Coincidence detection of proteins and lipids in regulation of cellular membrane dynamics

An overarching principle in the biology of eukaryotic cells is that distinct proteins and lipids localise to distinct cellular membranes to perform compartment‐specific functions. A long‐standing question has been how such specific localisation is achieved. In the CODE project we have investigated the hypothesis that coincidence detection of proteins and lipids is a major mechanism to achieve specificity in cytosol‐to-membrane recruitment of proteins and their complexes.

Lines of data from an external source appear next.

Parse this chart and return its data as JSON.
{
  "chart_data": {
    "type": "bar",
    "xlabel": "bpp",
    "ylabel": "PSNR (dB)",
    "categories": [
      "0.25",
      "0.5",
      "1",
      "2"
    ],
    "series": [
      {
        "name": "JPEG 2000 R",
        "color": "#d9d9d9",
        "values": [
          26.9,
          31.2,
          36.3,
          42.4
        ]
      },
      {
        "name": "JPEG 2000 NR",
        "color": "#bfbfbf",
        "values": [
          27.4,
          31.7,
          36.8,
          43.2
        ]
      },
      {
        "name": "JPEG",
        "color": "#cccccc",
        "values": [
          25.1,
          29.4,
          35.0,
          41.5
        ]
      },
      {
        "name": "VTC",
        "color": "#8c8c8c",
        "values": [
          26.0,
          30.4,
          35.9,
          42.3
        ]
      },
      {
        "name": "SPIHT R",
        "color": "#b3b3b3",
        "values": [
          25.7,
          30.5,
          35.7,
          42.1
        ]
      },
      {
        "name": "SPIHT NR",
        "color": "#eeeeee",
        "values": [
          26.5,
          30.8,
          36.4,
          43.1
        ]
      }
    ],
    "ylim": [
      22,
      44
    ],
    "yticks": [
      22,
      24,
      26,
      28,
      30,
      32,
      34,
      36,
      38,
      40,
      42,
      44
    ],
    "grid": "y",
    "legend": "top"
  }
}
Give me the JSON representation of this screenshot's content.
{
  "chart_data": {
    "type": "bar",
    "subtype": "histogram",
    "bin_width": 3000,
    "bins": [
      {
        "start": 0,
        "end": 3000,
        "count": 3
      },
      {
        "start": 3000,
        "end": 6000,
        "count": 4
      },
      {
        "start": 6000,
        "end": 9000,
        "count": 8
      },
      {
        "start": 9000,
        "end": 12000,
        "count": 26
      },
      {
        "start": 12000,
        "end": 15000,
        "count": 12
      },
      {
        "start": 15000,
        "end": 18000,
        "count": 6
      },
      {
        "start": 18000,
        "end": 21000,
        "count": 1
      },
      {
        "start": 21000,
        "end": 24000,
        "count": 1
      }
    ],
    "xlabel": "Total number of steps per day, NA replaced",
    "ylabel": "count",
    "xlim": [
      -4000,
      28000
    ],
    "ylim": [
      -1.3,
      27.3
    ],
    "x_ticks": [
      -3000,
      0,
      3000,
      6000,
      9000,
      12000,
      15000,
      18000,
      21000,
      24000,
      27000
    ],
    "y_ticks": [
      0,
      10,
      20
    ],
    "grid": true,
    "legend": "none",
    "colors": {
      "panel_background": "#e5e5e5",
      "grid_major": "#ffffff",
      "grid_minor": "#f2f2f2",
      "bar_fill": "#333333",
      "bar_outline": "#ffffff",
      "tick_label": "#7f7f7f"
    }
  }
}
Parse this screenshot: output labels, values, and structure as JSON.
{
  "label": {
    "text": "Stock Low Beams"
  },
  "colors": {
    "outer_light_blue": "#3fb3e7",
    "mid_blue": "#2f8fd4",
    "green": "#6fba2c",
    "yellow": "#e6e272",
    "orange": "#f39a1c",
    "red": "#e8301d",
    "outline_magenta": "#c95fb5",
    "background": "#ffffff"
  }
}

We have used mathematical modelling to model molecular kinetics of coincidence detection and predicted the relationship between coincidence detection and protein localisation, and we have investigated coincidence detection of the membrane lipid phosphatidylinositol 3‐phosphate (PI3P) and various proteins as a paradigm for how coincidence detection controls protein localisation, membrane contact site formation, and membrane dynamics. We have screened for new coincidence detectors using bioinformatics, quantitative proteomics and molecular biology approaches. These coincidence detectors have been functionally characterized in cell culture and model organisms and found to control cancer cell invasion, cancer cell nutrition, genome stability and other biologically relevant mechanisms. Their pharmacological inhibition might offer new therapeutic strategies in cancer. Results have been presented at international scientific conferences and leading scientific journals (including Nature Cell Biology, Cell Research, Nature Communications and EMBO Journal) and have been popularized online on web pages, social media and in popular-scientific magazines.

We have proven that coincidence detection is an important principle in recruitment of proteins to biological membranes, and that it plays a major role in diverse cellular processes, including cancer cell invasion, cancer cell nutrition, and maintenance of genome stability.